Richard Stanford said...

I love it. When I decided to lose weight (ultimately about 75b), I wanted to keep things simple so I only had two "rules" when it came to food - I ate out a lot, eating in these don't really apply.

1) No "free" food. Anything they bring you before you order is off-limits (except during the meal itself).
2) The meal ends with the entree. After the last bite of enchilada (or whatever), you're done. By all means eat rice, beans, chips, etc during that time but when the entree is over, so is the meal.

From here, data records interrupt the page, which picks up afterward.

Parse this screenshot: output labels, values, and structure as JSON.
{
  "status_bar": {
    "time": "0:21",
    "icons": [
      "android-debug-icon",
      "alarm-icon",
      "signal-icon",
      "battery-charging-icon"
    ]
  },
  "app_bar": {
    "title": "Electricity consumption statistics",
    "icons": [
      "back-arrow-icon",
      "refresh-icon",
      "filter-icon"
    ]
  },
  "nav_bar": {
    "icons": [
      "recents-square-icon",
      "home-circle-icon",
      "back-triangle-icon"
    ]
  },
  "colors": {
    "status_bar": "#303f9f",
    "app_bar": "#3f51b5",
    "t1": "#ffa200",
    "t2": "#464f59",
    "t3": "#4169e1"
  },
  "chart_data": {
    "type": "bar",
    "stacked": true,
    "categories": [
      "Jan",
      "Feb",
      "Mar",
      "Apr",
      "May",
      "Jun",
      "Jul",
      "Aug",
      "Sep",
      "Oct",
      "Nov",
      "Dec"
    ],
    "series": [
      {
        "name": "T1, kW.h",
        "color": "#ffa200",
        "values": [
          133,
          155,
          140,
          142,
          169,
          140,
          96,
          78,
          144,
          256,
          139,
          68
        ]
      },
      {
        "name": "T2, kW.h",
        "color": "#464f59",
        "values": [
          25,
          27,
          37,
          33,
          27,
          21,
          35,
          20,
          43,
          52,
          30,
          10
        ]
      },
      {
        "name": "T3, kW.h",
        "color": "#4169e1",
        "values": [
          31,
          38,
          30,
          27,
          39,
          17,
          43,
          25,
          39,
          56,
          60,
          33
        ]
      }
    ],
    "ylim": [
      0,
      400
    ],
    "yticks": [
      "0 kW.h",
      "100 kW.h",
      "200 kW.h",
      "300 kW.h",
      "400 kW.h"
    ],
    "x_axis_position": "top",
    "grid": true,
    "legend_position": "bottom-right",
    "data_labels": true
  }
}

Between them they probably knocked 50% off the total calorie count of Italian and Mexican meals, my two most common cuisines. And you know what? I wasn't ever hungry afterwards either. Your "Do I want to eat more?" question reminded me immediately of the second rule. I like yours too btw - they'd work well together.

Jim Leff said...

But mine are not rules. They're reframings posing as rules. That's the diff. Perhaps you managed to reframe around your rules as well, but, if you did, it was the reframing and not the rules that lost the weight.

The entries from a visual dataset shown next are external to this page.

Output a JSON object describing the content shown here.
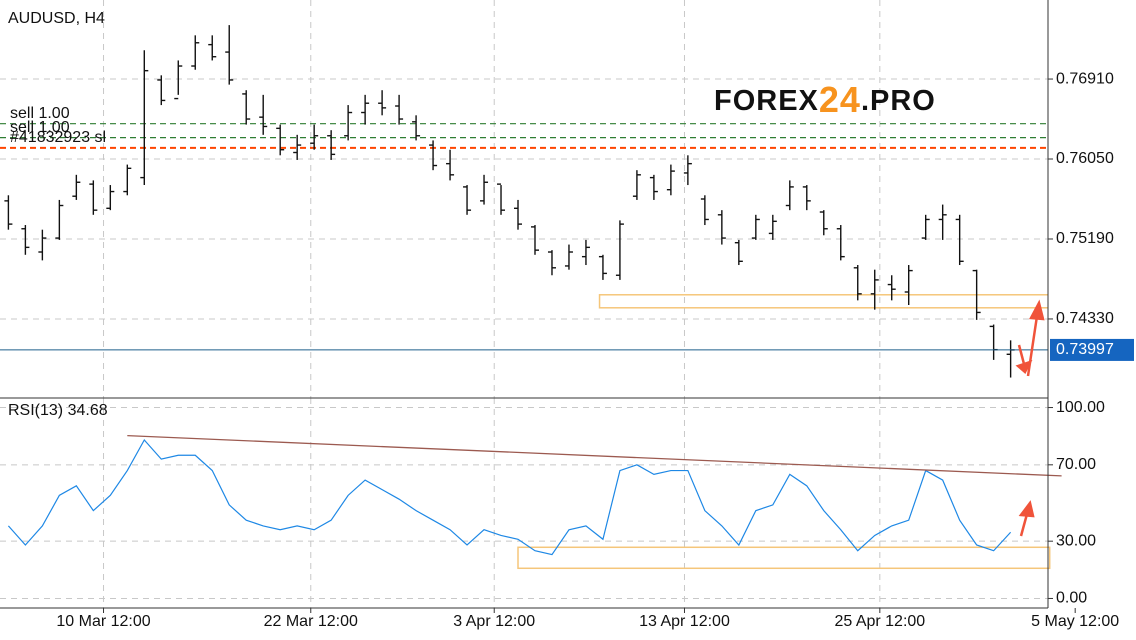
{
  "brand": {
    "part1": "FOREX",
    "part2": "24",
    "part3": ".PRO"
  },
  "chart_data": [
    {
      "type": "ohlc",
      "title": "AUDUSD, H4",
      "open": [
        0.756,
        0.753,
        0.7505,
        0.752,
        0.7565,
        0.7578,
        0.7552,
        0.757,
        0.7585,
        0.769,
        0.767,
        0.7705,
        0.7728,
        0.772,
        0.7675,
        0.765,
        0.7638,
        0.7612,
        0.7622,
        0.763,
        0.763,
        0.7655,
        0.7665,
        0.7662,
        0.7645,
        0.762,
        0.76,
        0.7575,
        0.756,
        0.7578,
        0.7552,
        0.7532,
        0.7505,
        0.749,
        0.75,
        0.75,
        0.748,
        0.7565,
        0.7585,
        0.7572,
        0.759,
        0.7562,
        0.7545,
        0.7515,
        0.752,
        0.7525,
        0.7555,
        0.7575,
        0.7548,
        0.753,
        0.7488,
        0.746,
        0.747,
        0.7462,
        0.752,
        0.754,
        0.754,
        0.7485,
        0.7425,
        0.7395
      ],
      "high": [
        0.7566,
        0.7534,
        0.7529,
        0.7561,
        0.7588,
        0.7582,
        0.7577,
        0.7599,
        0.7722,
        0.7695,
        0.7711,
        0.7738,
        0.7738,
        0.7749,
        0.7679,
        0.7674,
        0.7642,
        0.7631,
        0.7642,
        0.7636,
        0.7663,
        0.7674,
        0.7679,
        0.7674,
        0.7652,
        0.7625,
        0.7615,
        0.7577,
        0.7588,
        0.7577,
        0.7561,
        0.7534,
        0.7507,
        0.7513,
        0.7518,
        0.7502,
        0.7539,
        0.7593,
        0.7588,
        0.7599,
        0.7609,
        0.7566,
        0.755,
        0.7518,
        0.7545,
        0.7545,
        0.7582,
        0.7577,
        0.755,
        0.7534,
        0.7491,
        0.7486,
        0.748,
        0.7491,
        0.7545,
        0.7556,
        0.7545,
        0.7486,
        0.7427,
        0.741
      ],
      "low": [
        0.7529,
        0.7502,
        0.7496,
        0.7518,
        0.7561,
        0.7545,
        0.755,
        0.7566,
        0.7577,
        0.7663,
        0.7674,
        0.7701,
        0.7711,
        0.7685,
        0.7642,
        0.7631,
        0.7609,
        0.7604,
        0.7615,
        0.7604,
        0.7625,
        0.7642,
        0.7652,
        0.7642,
        0.7625,
        0.7593,
        0.7582,
        0.7545,
        0.7556,
        0.7545,
        0.7529,
        0.7502,
        0.748,
        0.7486,
        0.7491,
        0.7475,
        0.7475,
        0.7561,
        0.7561,
        0.7566,
        0.7577,
        0.7534,
        0.7513,
        0.7491,
        0.7518,
        0.7518,
        0.755,
        0.755,
        0.7523,
        0.7496,
        0.7453,
        0.7443,
        0.7453,
        0.7448,
        0.7518,
        0.7518,
        0.7491,
        0.7432,
        0.7389,
        0.737
      ],
      "close": [
        0.7535,
        0.751,
        0.752,
        0.7555,
        0.758,
        0.755,
        0.757,
        0.7595,
        0.77,
        0.7668,
        0.7705,
        0.773,
        0.7715,
        0.769,
        0.7648,
        0.764,
        0.7615,
        0.762,
        0.763,
        0.761,
        0.7655,
        0.7665,
        0.766,
        0.7648,
        0.763,
        0.7598,
        0.7588,
        0.755,
        0.758,
        0.755,
        0.7535,
        0.7507,
        0.7488,
        0.7505,
        0.751,
        0.7482,
        0.7535,
        0.7588,
        0.757,
        0.7592,
        0.76,
        0.754,
        0.752,
        0.7495,
        0.754,
        0.7538,
        0.7575,
        0.756,
        0.753,
        0.75,
        0.746,
        0.7475,
        0.7465,
        0.7485,
        0.754,
        0.7545,
        0.7495,
        0.744,
        0.74,
        0.73997
      ],
      "color": "#111111",
      "xlim": [
        -0.2,
        61.2
      ],
      "ylim": [
        0.7348,
        0.7776
      ],
      "yticks": [
        {
          "value": 0.7691,
          "label": "0.76910"
        },
        {
          "value": 0.7605,
          "label": "0.76050"
        },
        {
          "value": 0.7519,
          "label": "0.75190"
        },
        {
          "value": 0.7433,
          "label": "0.74330"
        }
      ],
      "grid": true,
      "levels": [
        {
          "label": "sell 1.00",
          "value": 0.7643,
          "color": "#2e7d32"
        },
        {
          "label": "sell 1.00",
          "value": 0.7628,
          "color": "#2e7d32"
        },
        {
          "label": "#41832923 sl",
          "value": 0.7617,
          "color": "#ff4500"
        }
      ],
      "current_price": {
        "value": 0.73997,
        "label": "0.73997",
        "color": "#1565c0"
      },
      "zones": [
        {
          "x0": 34.8,
          "x1": 65.4,
          "top": 0.7459,
          "bottom": 0.7445,
          "color": "#f5c67a"
        }
      ]
    },
    {
      "type": "line",
      "title": "RSI(13) 34.68",
      "values": [
        38,
        28,
        38,
        54,
        59,
        46,
        54,
        67,
        83,
        73,
        75,
        75,
        67,
        49,
        41,
        38,
        36,
        38,
        36,
        41,
        54,
        62,
        57,
        52,
        46,
        41,
        36,
        28,
        36,
        33,
        31,
        25,
        23,
        36,
        38,
        31,
        67,
        70,
        65,
        67,
        67,
        46,
        38,
        28,
        46,
        49,
        65,
        59,
        46,
        36,
        25,
        33,
        38,
        41,
        67,
        62,
        41,
        28,
        25,
        34.68
      ],
      "color": "#1e88e5",
      "xlim": [
        -0.2,
        61.2
      ],
      "ylim": [
        -5,
        105
      ],
      "yticks": [
        {
          "value": 100,
          "label": "100.00"
        },
        {
          "value": 70,
          "label": "70.00"
        },
        {
          "value": 30,
          "label": "30.00"
        },
        {
          "value": 0,
          "label": "0.00"
        }
      ],
      "xticks": [
        {
          "value": 5.6,
          "label": "10 Mar 12:00"
        },
        {
          "value": 17.8,
          "label": "22 Mar 12:00"
        },
        {
          "value": 28.6,
          "label": "3 Apr 12:00"
        },
        {
          "value": 39.8,
          "label": "13 Apr 12:00"
        },
        {
          "value": 51.3,
          "label": "25 Apr 12:00"
        },
        {
          "value": 62.8,
          "label": "5 May 12:00"
        }
      ],
      "grid": true,
      "trendline": {
        "x": [
          7.0,
          62.0
        ],
        "y": [
          85.3,
          64.2
        ],
        "color": "#9c5a50"
      },
      "zones": [
        {
          "x0": 30.0,
          "x1": 61.3,
          "top": 26.8,
          "bottom": 15.8,
          "color": "#f5c67a"
        }
      ]
    }
  ]
}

The number one rule of weight loss (catalogued elsewhere in the slog) is "never be hungry". Hunger activates deep psychological and physiological processes. You need to eat more to lose weight......but what bodybuilders call "clean" foods. No simple carbs, animal fats, sugar, fried stuff, processed food. Strip all that away and it's hard to eat 2000 calories per day without feeling like a foie gras goose. Also: balance carb/protein/fat at every meal.

Jon Lieb said...

It's certainly a reasonable strategy. It gets much harder if alcohol is involved.

Jim Leff said...

That's because we use alcohol to reframe. It's one of a very few available means to change the channel when you've forgotten you own - in fact you *are* - the remote control.

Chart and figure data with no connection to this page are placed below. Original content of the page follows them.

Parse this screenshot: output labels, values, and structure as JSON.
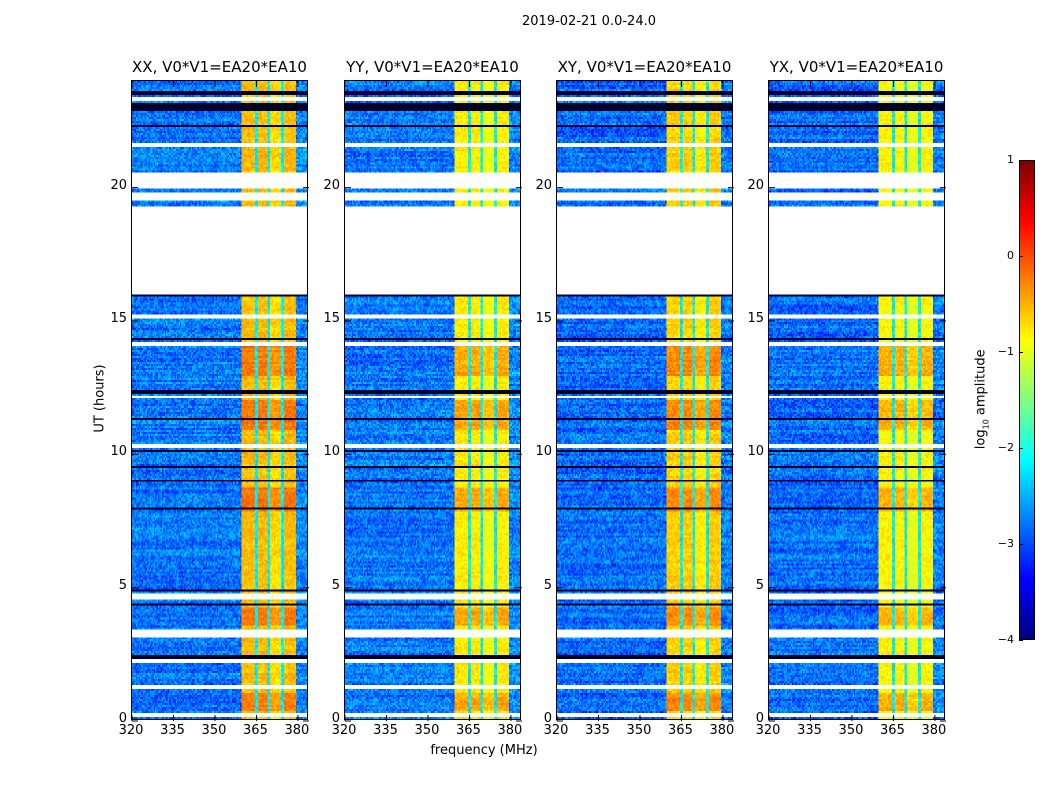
{
  "chart_data": [
    {
      "type": "heatmap",
      "suptitle": "2019-02-21 0.0-24.0",
      "xlabel": "frequency (MHz)",
      "ylabel": "UT (hours)",
      "xlim": [
        320,
        384
      ],
      "ylim": [
        0,
        24
      ],
      "xticks": [
        "320",
        "335",
        "350",
        "365",
        "380"
      ],
      "xtick_values": [
        320,
        335,
        350,
        365,
        380
      ],
      "yticks": [
        "0",
        "5",
        "10",
        "15",
        "20"
      ],
      "ytick_values": [
        0,
        5,
        10,
        15,
        20
      ],
      "colormap": "jet",
      "panels": [
        {
          "title": "XX, V0*V1=EA20*EA10",
          "background_level": -2.8,
          "band_level": -0.55
        },
        {
          "title": "YY, V0*V1=EA20*EA10",
          "background_level": -2.8,
          "band_level": -0.8
        },
        {
          "title": "XY, V0*V1=EA20*EA10",
          "background_level": -2.85,
          "band_level": -0.65
        },
        {
          "title": "YX, V0*V1=EA20*EA10",
          "background_level": -2.85,
          "band_level": -0.85
        }
      ],
      "rfi_band_mhz": [
        360,
        380
      ],
      "rfi_band_gaps_mhz": [
        365.4,
        370.2,
        375.2
      ],
      "enhanced_ut_ranges": [
        [
          12.9,
          14.0
        ],
        [
          10.9,
          12.0
        ],
        [
          7.8,
          8.7
        ],
        [
          3.5,
          4.2
        ],
        [
          0.3,
          1.0
        ]
      ],
      "flagged_ut_ranges": [
        [
          23.25,
          23.4
        ],
        [
          21.55,
          21.7
        ],
        [
          19.96,
          20.56
        ],
        [
          19.5,
          19.8
        ],
        [
          16.0,
          19.3
        ],
        [
          15.1,
          15.2
        ],
        [
          14.0,
          14.2
        ],
        [
          12.05,
          12.15
        ],
        [
          10.17,
          10.35
        ],
        [
          4.5,
          4.7
        ],
        [
          3.1,
          3.35
        ],
        [
          2.1,
          2.25
        ],
        [
          1.1,
          1.27
        ],
        [
          0.05,
          0.2
        ]
      ],
      "dark_ut_rows": [
        23.55,
        23.1,
        22.95,
        22.3,
        16.0,
        15.95,
        14.3,
        12.3,
        11.3,
        10.1,
        9.5,
        8.95,
        7.9,
        4.85,
        4.3,
        2.35,
        2.28
      ],
      "colorbar": {
        "label": "log",
        "label_sub": "10",
        "label_rest": " amplitude",
        "range": [
          -4,
          1
        ],
        "ticks": [
          "1",
          "0",
          "−1",
          "−2",
          "−3",
          "−4"
        ],
        "tick_values": [
          1,
          0,
          -1,
          -2,
          -3,
          -4
        ]
      }
    }
  ]
}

At a higher frame of perspective, alcohol is just more yadda yadda - part of the show, not a magical remote control. That recognition is instant and easy, but if you're stubbornly clutching that remote control and jamming your fingers on the buttons, you're going to miss the fact that it's just a cheap shoddy fill-in for a power you've always held.

Display Name said...

I really like the never be hungry comment Jim. I have seen and also been involved in miserable arguments with people who are simply hungry. I have even muttered in my own head that is just the hunger talking. It's like being hungry can lead to grouchiness. In self defense I ask Conan have you eaten anything today? If he snarls something like you're not my mother I know to run! And thirst! People around here Still get nasty dehydration headaches. Makes them fun to be around.